Pero por causa mía perdiste la mano derecha, y no puedo corresponder como es debido a tu amor ni a tu
adhesión a mi persona, pues no bastaría aunque para ello sacrificase mi alma.” Y añadió: “Toma posesión
de tus bienes.” Y yo mandé fabricar una nueva caja, en la cual metí uno por uno los paquetes que iba sacando
del armario de la joven.
Me levanté entonces y la estreché en mis brazos. Y siguió diciéndome las palabras más gratas y lamentando
lo poco que podía hacer por mí en comparación de lo que yo había hecho por ella. Después, queriendo
colmar cuanto había hecho, se levantó e inscribió a mi nombre todas las alhajas y ropas de lujo que poseía,
así como sus valores, terrenos y fincas, certificándolo con su sello y ante testigos.
Y aquella noche, se durmió muy entristecida por la desgracia que me había ocurrido por su causa.
Y desde aquel momento no dejó de lamentame y afligirse de tal modo, que al cabo de un mes se apoderó
de ella un decaimiento, que se fue acentuando y se agravó, hasta el punto de que murió a los cincuenta días.

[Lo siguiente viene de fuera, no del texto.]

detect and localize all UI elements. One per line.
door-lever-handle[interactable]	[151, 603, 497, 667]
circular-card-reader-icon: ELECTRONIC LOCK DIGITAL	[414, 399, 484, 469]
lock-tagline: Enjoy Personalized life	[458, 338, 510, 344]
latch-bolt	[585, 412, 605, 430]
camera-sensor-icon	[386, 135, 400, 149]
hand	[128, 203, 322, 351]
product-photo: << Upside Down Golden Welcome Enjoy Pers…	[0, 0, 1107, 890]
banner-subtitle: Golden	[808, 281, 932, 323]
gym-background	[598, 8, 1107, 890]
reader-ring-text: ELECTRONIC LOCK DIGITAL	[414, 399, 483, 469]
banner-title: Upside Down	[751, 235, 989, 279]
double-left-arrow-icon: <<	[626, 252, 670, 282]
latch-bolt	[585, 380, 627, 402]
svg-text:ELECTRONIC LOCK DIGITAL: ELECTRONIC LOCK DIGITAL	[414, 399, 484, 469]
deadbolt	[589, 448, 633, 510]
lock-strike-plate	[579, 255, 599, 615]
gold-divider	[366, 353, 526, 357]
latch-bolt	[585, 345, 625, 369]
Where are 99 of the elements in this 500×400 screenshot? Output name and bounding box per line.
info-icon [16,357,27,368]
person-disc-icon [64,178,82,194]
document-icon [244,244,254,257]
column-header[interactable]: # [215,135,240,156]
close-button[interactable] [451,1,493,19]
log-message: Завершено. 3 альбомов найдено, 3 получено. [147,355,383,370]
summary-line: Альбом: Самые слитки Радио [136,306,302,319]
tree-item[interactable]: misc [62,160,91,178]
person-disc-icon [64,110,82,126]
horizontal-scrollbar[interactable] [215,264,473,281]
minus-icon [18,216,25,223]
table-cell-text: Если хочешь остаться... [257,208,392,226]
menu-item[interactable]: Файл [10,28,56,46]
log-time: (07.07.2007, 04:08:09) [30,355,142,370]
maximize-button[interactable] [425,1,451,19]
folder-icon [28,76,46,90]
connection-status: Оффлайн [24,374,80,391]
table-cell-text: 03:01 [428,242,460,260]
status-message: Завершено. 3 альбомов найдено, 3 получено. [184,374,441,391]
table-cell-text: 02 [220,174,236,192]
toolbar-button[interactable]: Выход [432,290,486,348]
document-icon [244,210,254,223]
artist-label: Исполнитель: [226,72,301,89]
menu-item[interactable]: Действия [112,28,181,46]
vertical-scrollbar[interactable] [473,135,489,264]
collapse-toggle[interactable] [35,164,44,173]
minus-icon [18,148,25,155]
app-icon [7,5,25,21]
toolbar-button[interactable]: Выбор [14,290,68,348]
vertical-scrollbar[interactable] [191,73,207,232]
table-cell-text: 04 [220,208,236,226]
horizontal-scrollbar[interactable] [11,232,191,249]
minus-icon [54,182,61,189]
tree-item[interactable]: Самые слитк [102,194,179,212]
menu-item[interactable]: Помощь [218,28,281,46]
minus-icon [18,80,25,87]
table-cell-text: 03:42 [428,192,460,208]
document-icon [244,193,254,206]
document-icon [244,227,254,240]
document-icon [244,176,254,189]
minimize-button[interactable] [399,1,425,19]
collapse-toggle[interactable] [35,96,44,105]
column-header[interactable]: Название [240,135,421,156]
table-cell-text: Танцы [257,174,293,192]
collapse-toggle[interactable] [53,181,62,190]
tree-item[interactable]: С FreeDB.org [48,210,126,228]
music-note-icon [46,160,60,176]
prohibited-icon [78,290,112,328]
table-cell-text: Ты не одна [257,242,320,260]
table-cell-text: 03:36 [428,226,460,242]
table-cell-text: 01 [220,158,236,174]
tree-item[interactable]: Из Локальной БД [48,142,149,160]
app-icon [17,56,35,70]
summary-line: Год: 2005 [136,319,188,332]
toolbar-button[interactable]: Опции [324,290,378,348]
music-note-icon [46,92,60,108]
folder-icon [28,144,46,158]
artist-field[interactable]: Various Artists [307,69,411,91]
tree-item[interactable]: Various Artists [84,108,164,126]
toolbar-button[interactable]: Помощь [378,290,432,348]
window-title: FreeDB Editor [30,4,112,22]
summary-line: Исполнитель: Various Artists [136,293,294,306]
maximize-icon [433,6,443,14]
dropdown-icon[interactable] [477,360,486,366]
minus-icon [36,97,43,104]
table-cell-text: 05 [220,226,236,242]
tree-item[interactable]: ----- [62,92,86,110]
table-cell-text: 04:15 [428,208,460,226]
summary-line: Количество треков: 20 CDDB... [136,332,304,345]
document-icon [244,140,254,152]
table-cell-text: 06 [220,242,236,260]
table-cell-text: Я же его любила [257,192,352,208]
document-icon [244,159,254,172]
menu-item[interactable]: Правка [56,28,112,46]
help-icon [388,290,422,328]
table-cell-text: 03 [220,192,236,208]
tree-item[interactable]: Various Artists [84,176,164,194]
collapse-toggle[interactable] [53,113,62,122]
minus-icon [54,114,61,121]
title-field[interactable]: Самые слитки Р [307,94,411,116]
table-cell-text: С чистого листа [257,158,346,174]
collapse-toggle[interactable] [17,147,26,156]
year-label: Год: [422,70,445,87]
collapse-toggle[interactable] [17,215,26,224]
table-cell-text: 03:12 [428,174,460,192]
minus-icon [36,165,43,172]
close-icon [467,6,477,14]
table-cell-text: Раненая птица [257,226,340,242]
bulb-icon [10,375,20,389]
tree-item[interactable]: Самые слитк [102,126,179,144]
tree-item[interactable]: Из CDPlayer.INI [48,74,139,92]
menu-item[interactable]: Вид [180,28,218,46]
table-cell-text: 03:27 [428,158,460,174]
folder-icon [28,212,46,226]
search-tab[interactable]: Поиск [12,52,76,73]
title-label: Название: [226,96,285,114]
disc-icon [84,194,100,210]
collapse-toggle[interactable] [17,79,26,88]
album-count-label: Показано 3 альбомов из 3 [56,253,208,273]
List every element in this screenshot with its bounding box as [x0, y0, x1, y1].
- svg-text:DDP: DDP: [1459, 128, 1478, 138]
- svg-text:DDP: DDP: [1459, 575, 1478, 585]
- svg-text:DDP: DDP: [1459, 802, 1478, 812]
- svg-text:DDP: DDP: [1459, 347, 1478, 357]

Entonces dispuse todos los preparativos de los funerales, y yo mismo la deposité en la sepultura y mandé
verificar cuantas ceremonias preceden al entierro. Al regresar del cementerio entré en la casa y examiné todos
sus legados y donaciones, y vi que entre otras cosas me había dejado grandes almacenes llenos de sésamo.
Precisamente de este sésamo cuya venta te encargué, ¡oh mi señor! por lo cual te aviniste a aceptar
un escaso corretaje, muy inferior a tus méritos.
Y esos viajes que he realizado y que te asombraban eran indispensables para liquidar cuanto ella me ha
dejado, y ahora mismo acabo de cobrar todo el dinero y arreglar otras cosas.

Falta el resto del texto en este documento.